Deutliche Mietpreissteigerungen von monatlich 2 Euro pro Quadratmeter und mehr wären angesichts einer verpflichtenden 3 prozentigen Sanierungsrate unausweichlich. Gerade das suchen Wohnungsunternehmen
bei der energetischen Modernisierung zu vermeiden, um bezahlbares Wohnen für ihre Mieter gewährleisten zu können. Eine solch enorme Erhöhung der Effizienzvorgaben ließe sich allerdings
nicht anders finanzieren. Denn bei geschätzten Investitionskosten von 30.000 Euro pro zu sanierender Wohneinheit würde ohne entsprechende Mieterhöhungen eine Mehrbelastung der Wohnungswirtschaft
von insgesamt 1,38 Milliarden Euro pro Jahr entstehen.
Hinzu kommt, dass in Deutschland ein eklatanter Mangel an bezahlbaren Mietwohnungen besteht. In diesem Marktsegment spielen gerade Sozialwohnungen und auch Wohnungen kommunaler Unternehmen eine entscheidende Rolle. „Grundsätzlich begrüßen wir Maßnahmen zur Steigerung der Energieeffizienz und zur Verringerung der Heizkosten. Die Umsetzung von Sanierungsmaßnahmen
muss aber sozialverträglich machbar sein. Wenn die EU verpflichtende Sanierungsvorgaben macht, muss die Politik dafür sorgen, dass das Delta der fehlenden Wirtschaftlichkeit für den Mieter ausgeglichen
wird. Davon ist aber nichts zu hören“, erklärte Lukas Siebenkotten, Bundesdirektor des Deutschen Mieterbundes.

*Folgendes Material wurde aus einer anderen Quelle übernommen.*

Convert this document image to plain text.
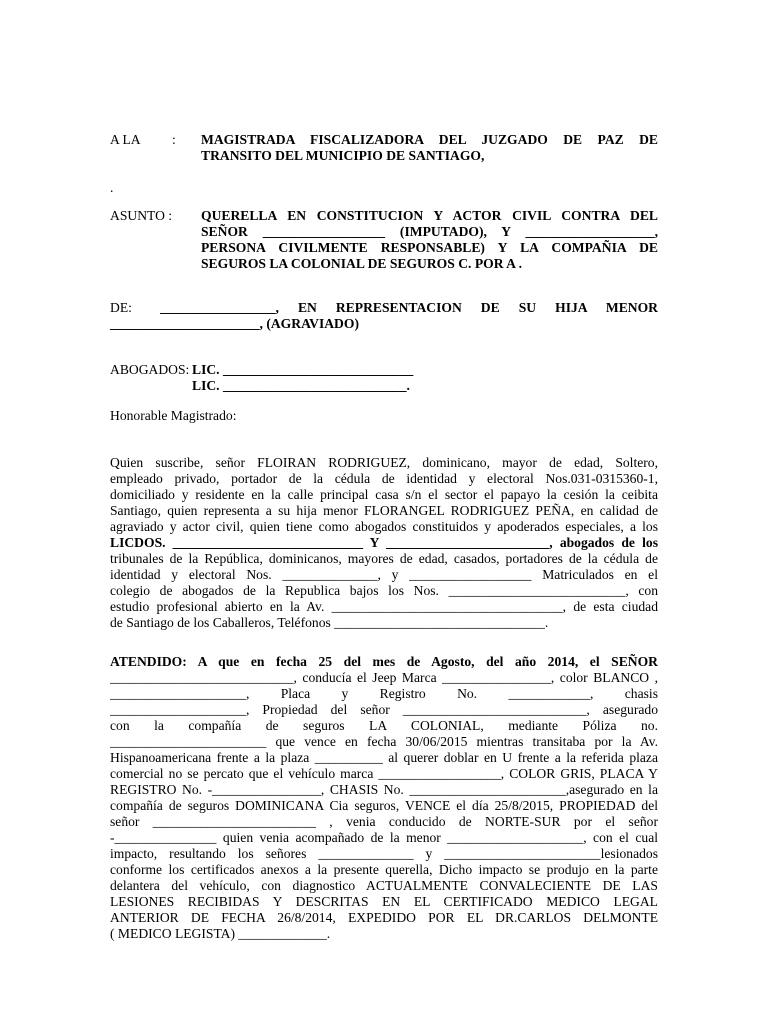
A LA : MAGISTRADA FISCALIZADORA DEL JUZGADO DE PAZ DE
TRANSITO DEL MUNICIPIO DE SANTIAGO,
.
ASUNTO : QUERELLA EN CONSTITUCION Y ACTOR CIVIL CONTRA DEL
SEÑOR __________________ (IMPUTADO), Y ___________________,
PERSONA CIVILMENTE RESPONSABLE) Y LA COMPAÑIA DE
SEGUROS LA COLONIAL DE SEGUROS C. POR A .
DE: _________________, EN REPRESENTACION DE SU HIJA MENOR
______________________, (AGRAVIADO)
ABOGADOS: LIC. ____________________________
LIC. ___________________________.
Honorable Magistrado:
Quien suscribe, señor FLOIRAN RODRIGUEZ, dominicano, mayor de edad, Soltero,
empleado privado, portador de la cédula de identidad y electoral Nos.031-0315360-1,
domiciliado y residente en la calle principal casa s/n el sector el papayo la cesión la ceibita
Santiago, quien representa a su hija menor FLORANGEL RODRIGUEZ PEÑA, en calidad de
agraviado y actor civil, quien tiene como abogados constituidos y apoderados especiales, a los
LICDOS. ____________________________ Y ________________________, abogados de los
tribunales de la República, dominicanos, mayores de edad, casados, portadores de la cédula de
identidad y electoral Nos. ______________, y __________________ Matriculados en el
colegio de abogados de la Republica bajos los Nos. __________________________, con
estudio profesional abierto en la Av. __________________________________, de esta ciudad
de Santiago de los Caballeros, Teléfonos _______________________________.
ATENDIDO: A que en fecha 25 del mes de Agosto, del año 2014, el SEÑOR
___________________________, conducía el Jeep Marca ________________, color BLANCO ,
____________________, Placa y Registro No. ____________, chasis
____________________, Propiedad del señor ___________________________, asegurado
con la compañía de seguros LA COLONIAL, mediante Póliza no.
_______________________ que vence en fecha 30/06/2015 mientras transitaba por la Av.
Hispanoamericana frente a la plaza __________ al querer doblar en U frente a la referida plaza
comercial no se percato que el vehículo marca __________________, COLOR GRIS, PLACA Y
REGISTRO No. -________________, CHASIS No. _______________________,asegurado en la
compañía de seguros DOMINICANA Cia seguros, VENCE el día 25/8/2015, PROPIEDAD del
señor ________________________ , venia conducido de NORTE-SUR por el señor
-_______________ quien venia acompañado de la menor ____________________, con el cual
impacto, resultando los señores ______________ y _______________________lesionados
conforme los certificados anexos a la presente querella, Dicho impacto se produjo en la parte
delantera del vehículo, con diagnostico ACTUALMENTE CONVALECIENTE DE LAS
LESIONES RECIBIDAS Y DESCRITAS EN EL CERTIFICADO MEDICO LEGAL
ANTERIOR DE FECHA 26/8/2014, EXPEDIDO POR EL DR.CARLOS DELMONTE
( MEDICO LEGISTA) _____________.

Anders als in anderen EU-Ländern werden in Deutschland die Kosten für energieeffizientes soziales und bezahlbares Wohnen nicht vom Staat oder den Kommunen übernommen, das heißt, die Miete hängt
bei energetischen Modernisierungen vor allem von der Höhe der Baukosten ab. Deshalb können zwar durch zusätzliche Maßnahmen die Energiekosten vermindert werden, aber die Bruttomiete und damit
die Wohnkosten steigen. Da es in der EU keine einheitliche Wohnraumversorgung und -bewirtschaftung gibt, kann eine einheitliche europäische Vorgabe zur verpflichtenden energetischen Sanierung
der kommunalen Wohnungsbestände in Deutschland letztlich nur großen Schaden anrichten.
Mit herzlichen Grüßen aus Stuttgart!